Incidence and Risk Factors for Postoperative Hypothermia After Orthopaedic Surgery

John P. Kleimeyer, MD; Alex H. S. Harris, PhD; Joseph Sanford, MD; William J. Maloney, MD; Bassam Kadry, MD; Julius A. Bishop, MD


J Am Acad Orthop Surg. 2018;26(24):e497-e503. 

In This Article


Study Design

The institutional review board approved the protocol for this study. We completed a retrospective review of prospectively collected data from 6,950 patients undergoing orthopaedic surgery at a tertiary care academic medical center over a 30-month period (November 2012 to May 2014). The procedure type was identified by the primary Current Procedural Terminology (CPT) code and associated with a subspecialty and anatomic location. Demographic data were extracted from the medical record. Temperature measurements were obtained in routine perioperative patient care. The measurement site was chosen by the anesthesiologist or by the recovery area protocol with esophageal (33.5%), nasal (23.5%), skin (10.2%), and bladder (6.8%) being used most frequently. Rectal or catheter temperatures were obtained less often (combined <1.0%). All surgical cases in the 30-month period were included.


The primary outcome was postoperative hypothermia, defined as postoperative temperature <36.0°C on arrival to the postanesthesia care unit or next level of care (eg, intensive care unit). This value is commonly defined in the literature,[2] has been associated with increased morbidity,[6,7,11,12] and is consistent with quality performance measures implemented by the Centers for Medicare and Medicaid Services and National Quality Forum.[1] A mixed-effects multivariable logistic regression including random effect for surgeon was performed to identify notable correlates for hypothermia. To operationalize low temperature in a continuous rather than dichotomous approach, a separate mixed-effect multivariable linear regression was used to examine predictors of postoperative temperature. The glmmPQL function in the MASS package of R version 3.0 was used. In both models, candidate predictors were procedure type and duration, patient age, sex, body mass index (BMI), preoperative (holding area) temperature, intraoperative hypothermia (ie, minimum single measurement intraoperative temperature <36.0°C), anesthesia type, and American Society of Anesthesiology (ASA) status. BSA was considered a candidate predictor using the Mosteller method; however, this is highly correlated with BMI (r = 0.70) and was therefore not included in the analysis. Subspecialties were defined as adult reconstruction, arthroscopy, foot and ankle, hand, spine, sports (excluding arthroscopy), trauma, and tumor.

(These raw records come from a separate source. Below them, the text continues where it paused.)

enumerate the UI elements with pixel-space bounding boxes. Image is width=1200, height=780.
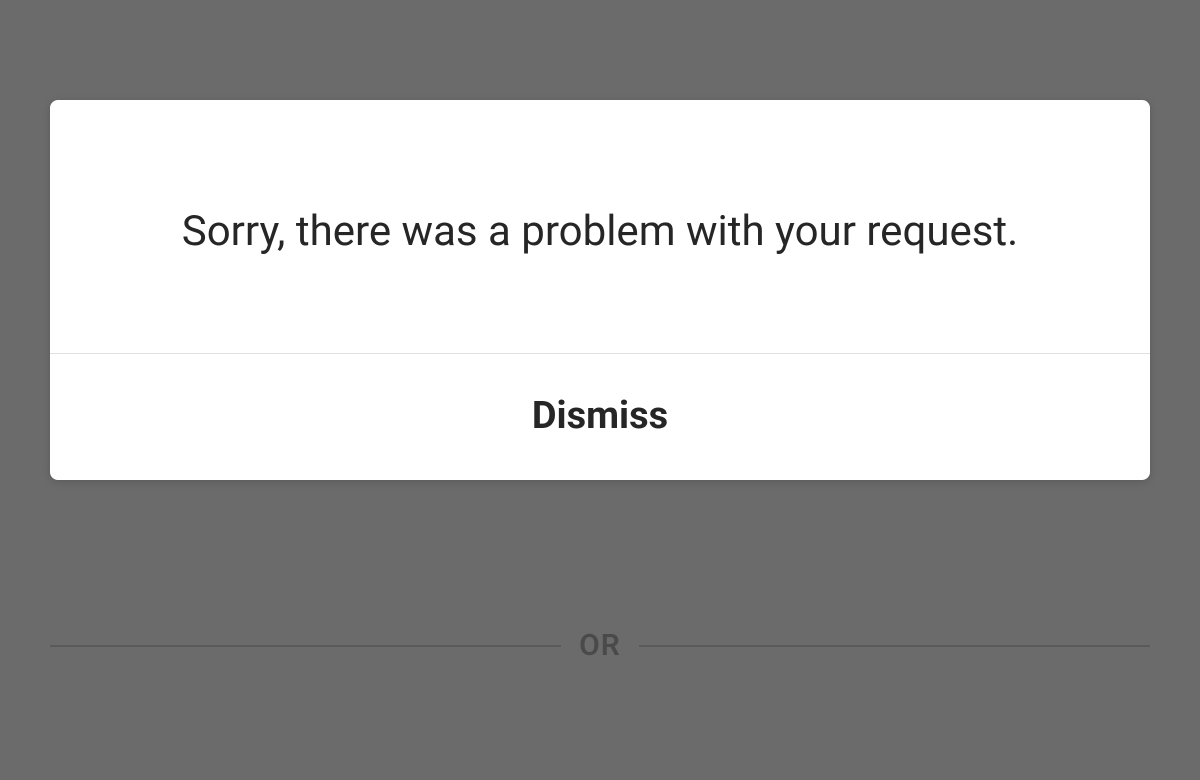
- separator-line-left: [50, 645, 561, 647]
- error-dialog: Sorry, there was a problem with your req…: [50, 100, 1150, 480]
- background-separator: OR: [50, 628, 1150, 663]
- dismiss-button[interactable]: Dismiss: [50, 354, 1150, 480]
- separator-text: OR: [561, 628, 639, 663]
- separator-line-right: [639, 645, 1150, 647]
- error-message: Sorry, there was a problem with your req…: [50, 100, 1150, 353]
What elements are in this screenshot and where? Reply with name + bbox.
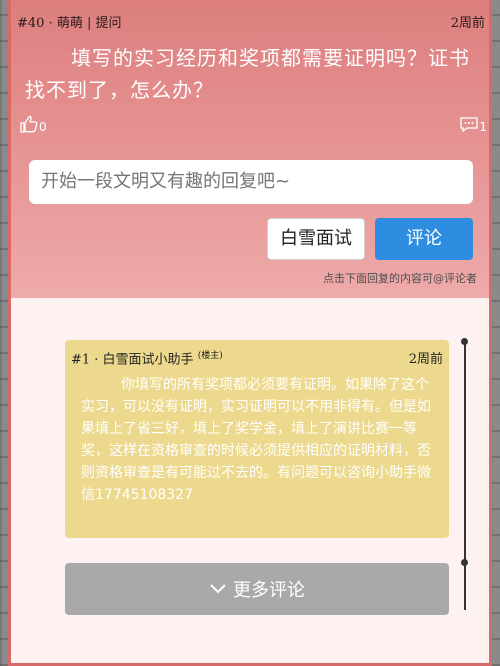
- post-card: #40 · 萌萌 | 提问 2周前 填写的实习经历和奖项都需要证明吗？证书找不到…: [8, 0, 492, 666]
- nickname-button[interactable]: 白雪面试: [267, 218, 365, 260]
- mention-hint: 点击下面回复的内容可@评论者: [323, 272, 477, 285]
- like-count: 0: [39, 120, 47, 134]
- reply-input[interactable]: [29, 160, 473, 204]
- comment-icon: [459, 116, 479, 134]
- comment-count: 1: [479, 120, 487, 134]
- post-header: #40 · 萌萌 | 提问 2周前 填写的实习经历和奖项都需要证明吗？证书找不到…: [11, 0, 489, 298]
- chevron-down-icon: [209, 583, 227, 595]
- timeline-dot-mid: [461, 559, 468, 566]
- submit-comment-button[interactable]: 评论: [375, 218, 473, 260]
- op-badge: (楼主): [197, 351, 223, 361]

Fracture treatment proximal to the wrist or ankle was defined as trauma procedures. Anatomic locations included ankle, arm, calf, elbow, foot, forearm, hand, hip, knee, pelvis, shoulder, spine (ie, grouped by cervical, thoracic, or lumbar), thigh, wrist, and indeterminate. Locations were grouped by region for analysis as follows: upper extremity (ie, arm, elbow, forearm, hand, shoulder, and wrist), core (ie, spine and all associated thoracic or cervical procedures), hip and pelvis (hip and pelvis), proximal leg (thigh and knee), and distal leg (calf, ankle, and foot).

Outliers, including patients with BMI > 100 (n = 1), preoperative hypothermia (temperature <36.0°C; n = 4), initial postoperative temperature <30.0°C (n = 12), or postoperative discharge temperature <30.0°C (n = 1) were excluded. Procedures with missing covariate data (n = 3,110), were also excluded, including unrecorded preoperative temperature (n = 1,689), undefined subspecialty or location based on CPT code (n = 1,109), BMI (n = 302), ASA status (n = 185), or case duration (n = 27). Procedures were considered undefined if their primary CPT code was not associated with a specific subspecialty or the anatomic location was indeterminate. After application of exclusion criteria, the final sample size for analysis was 3,822 procedures. Rates of hypothermia (P = 0.98), preoperative temperature (P = 0.93), BSA (P = 0.98), and sex (P = 0.15) were not different in the excluded group. Postoperative temperature, age, and BMI were higher in the excluded group (P's < 0.01).

Miscellaneous specialty cases and indeterminate anatomic location cases that could not be categorized were excluded from subgroup analysis. Hand as a subspecialty (n = 45) had no observed cases of postoperative hypothermia and was therefore excluded from the regression model. The hand and pelvis anatomic locations were similarly excluded from the regression model, although all regions were included. Because subspecialty and anatomic location were highly overlapping, separate models were estimated for each with 3,777 and 3,414 procedures included, respectively. The subspecialty and anatomic region with the lowest hypothermia rates were chosen as the reference groups (ie, trauma and upper extremity, respectively).